Hubert Münch: Flucht vor der Bundeswehr, entdeckt an einem Grümpelturnier

Eine Fussballkarriere, wie sie Hubert Münch machte, ist heute unvorstellbar. Als Jüngling zog er in die Schweiz, um in Deutschland der Rekrutierung durch die Bundeswehr zu entgehen. Familienangehörige hatten im Krieg gelitten, Münchs Vater überlebte mit Glück einen Lungendurchschuss.

Münch zog an den Zürichsee und arbeitete als Fernmelde-Elektroniker. Als seine Firma an einem Grümpelturnier teilnahm, fiel er einem Späher des FCZ auf – und erhielt eine Einladung zum Probetraining. Er hatte zuvor im Stuttgarter Amateurverein FV Zuffenhausen gekickt.

In Zürich erwarb sich Münch den Ruf als aufsässiger Manndecker mit Eisenfuss. Und seine Härte bekam sogar ein Weltstar zu spüren. Als der FCZ 1969 ein Testspiel gegen das grosse Manchester United absolvierte, das ein Jahr zuvor den Europapokal der Landesmeister gewonnen hatte, grätschte Münch George Best vom Feld. «Ein anständiges Tackling», wie es Münch formuliert. Doch der Stürmer fiel so unglücklich, dass er sich am Sitz eines Fotografen, der zu nahe an der Seitenlinie sass, den Kopf anschlug. Mit Platzwunde liess sich Best auswechseln. «ManU» gewann trotzdem 9:1.

Aber: Münch hatte eine Wette gegen seinen Teamkollegen Fritz Künzli gewonnen. Als der FCZ aus dem Trainingslager in Davos an dieses Spiel gereist war, neckte Künzli den Verteidiger, er werde keine Chance haben gegen Best. Münch hielt dagegen, er werde ihn schon aus dem Spiel nehmen. Künzli kündigte gleichzeitig an, er werde ein Tor schiessen. Beide waren gespannt, was eintreffen würde, und einigten sich auf einen Wetteinsatz. Das Ergebnis: Künzli blieb ohne Treffer, Münch triumphierte.

Als der FCZ ein Testspiel gegen den FC Santos mit Pelé absolviert hatte, war Münch behutsamer zu Werke gegangen. Er sagt, aus Respekt habe er den Brasilianer in den Direktduellen «nur begleitet». Pelé habe ihn dafür «amigo» genannt, «Freund».
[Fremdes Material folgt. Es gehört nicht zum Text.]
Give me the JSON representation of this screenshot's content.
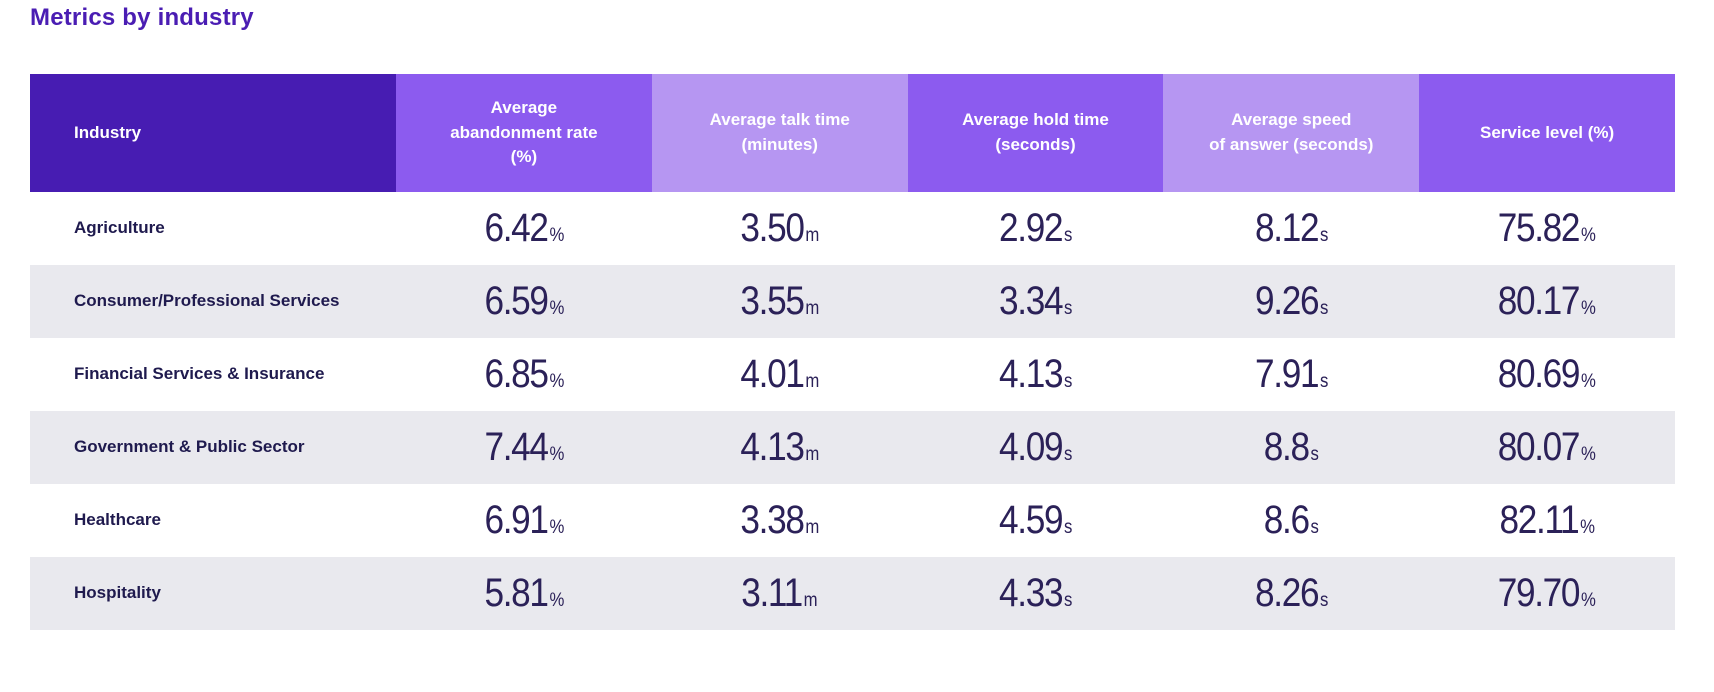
{
  "page": {
    "title": "Metrics by industry"
  },
  "colors": {
    "title": "#4a1db3",
    "header_dark": "#471cb2",
    "header_medium": "#8c5bef",
    "header_light": "#b696f2",
    "row_stripe": "#e9e9ee",
    "number_text": "#2b2158",
    "label_text": "#1f1a4e"
  },
  "table": {
    "columns": [
      {
        "label": "Industry",
        "tone": "dark"
      },
      {
        "label": "Average\nabandonment rate\n(%)",
        "tone": "medium"
      },
      {
        "label": "Average talk time\n(minutes)",
        "tone": "light"
      },
      {
        "label": "Average hold time\n(seconds)",
        "tone": "medium"
      },
      {
        "label": "Average speed\nof answer (seconds)",
        "tone": "light"
      },
      {
        "label": "Service level (%)",
        "tone": "medium"
      }
    ],
    "rows": [
      {
        "industry": "Agriculture",
        "metrics": [
          {
            "value": "6.42",
            "unit": "%"
          },
          {
            "value": "3.50",
            "unit": "m"
          },
          {
            "value": "2.92",
            "unit": "s"
          },
          {
            "value": "8.12",
            "unit": "s"
          },
          {
            "value": "75.82",
            "unit": "%"
          }
        ]
      },
      {
        "industry": "Consumer/Professional Services",
        "metrics": [
          {
            "value": "6.59",
            "unit": "%"
          },
          {
            "value": "3.55",
            "unit": "m"
          },
          {
            "value": "3.34",
            "unit": "s"
          },
          {
            "value": "9.26",
            "unit": "s"
          },
          {
            "value": "80.17",
            "unit": "%"
          }
        ]
      },
      {
        "industry": "Financial Services & Insurance",
        "metrics": [
          {
            "value": "6.85",
            "unit": "%"
          },
          {
            "value": "4.01",
            "unit": "m"
          },
          {
            "value": "4.13",
            "unit": "s"
          },
          {
            "value": "7.91",
            "unit": "s"
          },
          {
            "value": "80.69",
            "unit": "%"
          }
        ]
      },
      {
        "industry": "Government & Public Sector",
        "metrics": [
          {
            "value": "7.44",
            "unit": "%"
          },
          {
            "value": "4.13",
            "unit": "m"
          },
          {
            "value": "4.09",
            "unit": "s"
          },
          {
            "value": "8.8",
            "unit": "s"
          },
          {
            "value": "80.07",
            "unit": "%"
          }
        ]
      },
      {
        "industry": "Healthcare",
        "metrics": [
          {
            "value": "6.91",
            "unit": "%"
          },
          {
            "value": "3.38",
            "unit": "m"
          },
          {
            "value": "4.59",
            "unit": "s"
          },
          {
            "value": "8.6",
            "unit": "s"
          },
          {
            "value": "82.11",
            "unit": "%"
          }
        ]
      },
      {
        "industry": "Hospitality",
        "metrics": [
          {
            "value": "5.81",
            "unit": "%"
          },
          {
            "value": "3.11",
            "unit": "m"
          },
          {
            "value": "4.33",
            "unit": "s"
          },
          {
            "value": "8.26",
            "unit": "s"
          },
          {
            "value": "79.70",
            "unit": "%"
          }
        ]
      }
    ]
  },
  "chart_data": {
    "type": "table",
    "title": "Metrics by industry",
    "columns": [
      "Industry",
      "Average abandonment rate (%)",
      "Average talk time (minutes)",
      "Average hold time (seconds)",
      "Average speed of answer (seconds)",
      "Service level (%)"
    ],
    "rows": [
      [
        "Agriculture",
        6.42,
        3.5,
        2.92,
        8.12,
        75.82
      ],
      [
        "Consumer/Professional Services",
        6.59,
        3.55,
        3.34,
        9.26,
        80.17
      ],
      [
        "Financial Services & Insurance",
        6.85,
        4.01,
        4.13,
        7.91,
        80.69
      ],
      [
        "Government & Public Sector",
        7.44,
        4.13,
        4.09,
        8.8,
        80.07
      ],
      [
        "Healthcare",
        6.91,
        3.38,
        4.59,
        8.6,
        82.11
      ],
      [
        "Hospitality",
        5.81,
        3.11,
        4.33,
        8.26,
        79.7
      ]
    ],
    "units_per_column": [
      "",
      "%",
      "m",
      "s",
      "s",
      "%"
    ]
  }
}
Laut FCZ-Statistik hat Münch für den Klub fast 350 Spiele gemacht; er war an drei Meister- und vier Cup-Titeln beteiligt. Münch identifizierte sich so stark mit der neuen Heimat, dass der Schweizer Nationaltrainer Alfredo Foni meinte, er könne ihn für seine Auswahl aufbieten – bis er verdutzt feststellte, dass Münch nur den deutschen Pass besass.

Als Münch selbst Trainer war, 1989 im FC Schaffhausen, meldete sich ein Jüngling zum Probetraining: Joachim Löw. Münch sagt, auch er habe damals nicht gedacht, dass Löw die Deutschen 25 Jahre später als Coach zum WM-Titel führen würde.

Münch lebt in Meilen. Auf die Frage, wer am Sonntag gewinne, die Schweiz oder Deutschland, antwortet der 83-Jährige professionell wie ein Jungprofi: «das bessere Team».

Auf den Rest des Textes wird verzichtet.